Por Silvana Cataldo
Especialista en formación en lectura
Hay un dilema que atraviesa la vida contemporánea: ¿queremos ser felices o simplemente parecerlo? La pregunta resuena en las charlas con docentes, en las reuniones familiares y en cualquier conversación donde aparezca la crianza. Nuestros hijos crecen en un ecosistema saturado de imágenes perfectas, donde la felicidad se mide en likes y la vida se filtra a través de pantallas que amplifican tanto los sueños como las inseguridades.
Las redes sociales no inventaron la comparación ni la necesidad de reconocimiento, pero las potenciaron a una escala inédita. Lo que antes ocurría en forma esporádica (mirar de reojo la vida ajena) hoy ocupa gran parte de nuestro tiempo. Y tiene un impacto emocional aunque los adultos podamos, en la mayoría de los casos, convivir con eso. ¿Qué pasa por la mente de un niño o un adolescente que pasa horas frente a cuerpos ideales, viajes idílicos o rutinas impecables? Muchos parámetros e ideas que están en formación se ven distorsionadas y la autoestima se ve afectada y esas imágenes se transforman en modelos del mundo que se debe alcanzar para ser feliz. No es casual que aumenten la ansiedad, la sensación de insuficiencia y el miedo constante a quedarse afuera.

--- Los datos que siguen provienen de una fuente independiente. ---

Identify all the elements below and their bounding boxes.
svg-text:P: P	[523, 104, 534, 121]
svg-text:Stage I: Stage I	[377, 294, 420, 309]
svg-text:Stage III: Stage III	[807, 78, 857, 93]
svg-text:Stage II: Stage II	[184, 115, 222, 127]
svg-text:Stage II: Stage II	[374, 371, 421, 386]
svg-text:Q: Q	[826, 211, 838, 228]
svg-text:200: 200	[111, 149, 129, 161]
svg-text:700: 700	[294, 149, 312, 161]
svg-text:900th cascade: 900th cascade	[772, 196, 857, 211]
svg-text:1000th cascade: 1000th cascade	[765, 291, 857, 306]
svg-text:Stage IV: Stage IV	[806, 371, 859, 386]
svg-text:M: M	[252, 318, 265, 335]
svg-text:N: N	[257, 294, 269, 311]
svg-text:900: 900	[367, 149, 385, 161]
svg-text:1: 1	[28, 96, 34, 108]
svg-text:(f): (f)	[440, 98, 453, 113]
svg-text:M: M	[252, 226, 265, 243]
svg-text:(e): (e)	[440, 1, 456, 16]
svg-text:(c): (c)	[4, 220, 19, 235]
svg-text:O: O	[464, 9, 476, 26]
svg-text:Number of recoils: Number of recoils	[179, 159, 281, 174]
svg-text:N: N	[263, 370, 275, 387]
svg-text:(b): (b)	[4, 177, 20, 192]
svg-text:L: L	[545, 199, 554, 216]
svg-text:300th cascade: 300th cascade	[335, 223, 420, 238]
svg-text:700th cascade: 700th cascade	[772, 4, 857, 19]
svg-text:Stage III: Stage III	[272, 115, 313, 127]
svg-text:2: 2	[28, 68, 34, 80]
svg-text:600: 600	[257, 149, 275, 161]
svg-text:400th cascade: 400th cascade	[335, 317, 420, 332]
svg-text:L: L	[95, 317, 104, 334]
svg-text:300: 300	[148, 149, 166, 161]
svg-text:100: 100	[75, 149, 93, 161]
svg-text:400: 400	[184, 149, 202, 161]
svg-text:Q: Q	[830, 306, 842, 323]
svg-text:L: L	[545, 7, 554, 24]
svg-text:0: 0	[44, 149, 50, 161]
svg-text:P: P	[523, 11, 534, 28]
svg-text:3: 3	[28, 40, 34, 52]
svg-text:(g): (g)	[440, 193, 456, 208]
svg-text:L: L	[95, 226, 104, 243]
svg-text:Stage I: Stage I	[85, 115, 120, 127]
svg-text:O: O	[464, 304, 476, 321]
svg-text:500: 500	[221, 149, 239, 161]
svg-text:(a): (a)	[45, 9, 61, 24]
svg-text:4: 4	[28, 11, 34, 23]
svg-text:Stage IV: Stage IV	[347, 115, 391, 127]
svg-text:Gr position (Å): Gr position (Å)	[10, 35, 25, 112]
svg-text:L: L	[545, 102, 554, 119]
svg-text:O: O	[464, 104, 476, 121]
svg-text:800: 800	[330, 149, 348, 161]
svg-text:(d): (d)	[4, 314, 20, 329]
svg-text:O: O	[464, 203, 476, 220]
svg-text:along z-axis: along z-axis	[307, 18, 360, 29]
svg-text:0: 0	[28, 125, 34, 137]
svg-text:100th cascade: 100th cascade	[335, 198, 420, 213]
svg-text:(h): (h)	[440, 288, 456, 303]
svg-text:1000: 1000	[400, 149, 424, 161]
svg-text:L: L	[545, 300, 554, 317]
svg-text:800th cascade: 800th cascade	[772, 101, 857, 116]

¿Pero qué es realmente ser feliz? Seguramente hay tantas respuestas como personas para esta pregunta. Lo que sin dudas debería atravesar a todas las definiciones sobre felicidad es el estado de bienestar, es decir, la sensación interior de que todo está tranquilo, en orden, bien. El bienestar requiere tiempo, vínculos y sentido, factores que muchas veces quedan relegados en la web frente al ciclo veloz de estímulo y recompensa. Y aparece una ilusión peligrosa: que podemos controlar cómo nos ven, que la vida real es apenas el borrador de aquello que será validado (o no) en la pantalla.
¿Se puede enseñar a ser feliz?
La felicidad no es un estado permanente ni una receta que se memoriza. Pero tampoco llega a la vida de nadie de manera espontánea. Requiere el desarrollo de un conjunto de habilidades emocionales, cognitivas y sociales que se entrenan, del mismo modo que se aprende a leer o a andar en bicicleta. Por eso, podríamos afirmar que se puede (¿se debe?) enseñar a ser feliz. Para acompañar el crecimiento de niños y adolescentes, aquí, algunas recomendaciones para poner en práctica:
1) Hablar de lo que no se ve. Ayudarles a comprender cómo funcionan las redes, qué se muestra, qué se oculta y cómo operan los algoritmos. Entender el artificio disminuye el impacto de la comparación.
2) Crear espacios para la vida offline. Juegos, caminatas, tiempo compartido sin pantallas. No se trata de demonizar lo digital, sino de volver a conectar con aquello que las redes no pueden ofrecer: presencia, calma, vínculo.
3) Fortalecer la autonomía emocional. Dar espacio para nombrar lo que sienten, enseñarles a esperar, a tolerar la frustración, a distinguir lo que desean de lo que las redes les dicen que deberían desear.
4) Construir identidad desde la experiencia, no desde la aprobación. Ayudarles a descubrir qué los entusiasma, en qué son buenos, qué los hace sentirse valiosos más allá del aplauso externo. El autoconocimiento es clave para que puedan tomar decisiones.
5) Modelar con el propio ejemplo. Los chicos aprenden más de lo que ven que de lo que escuchan. Nuestro propio vínculo con las pantallas habla y enseña más de lo que creemos.
Proteger la felicidad de nuestros hijos no significa alejarlos del mundo digital, sino acompañarlos a habitarlo con criterio y autonomía. Ser feliz no es estar siempre bien: es tener herramientas para comprender lo que sentimos, construir vínculos genuinos y darle sentido a lo que hacemos, en cualquier ámbito por el que transitemos.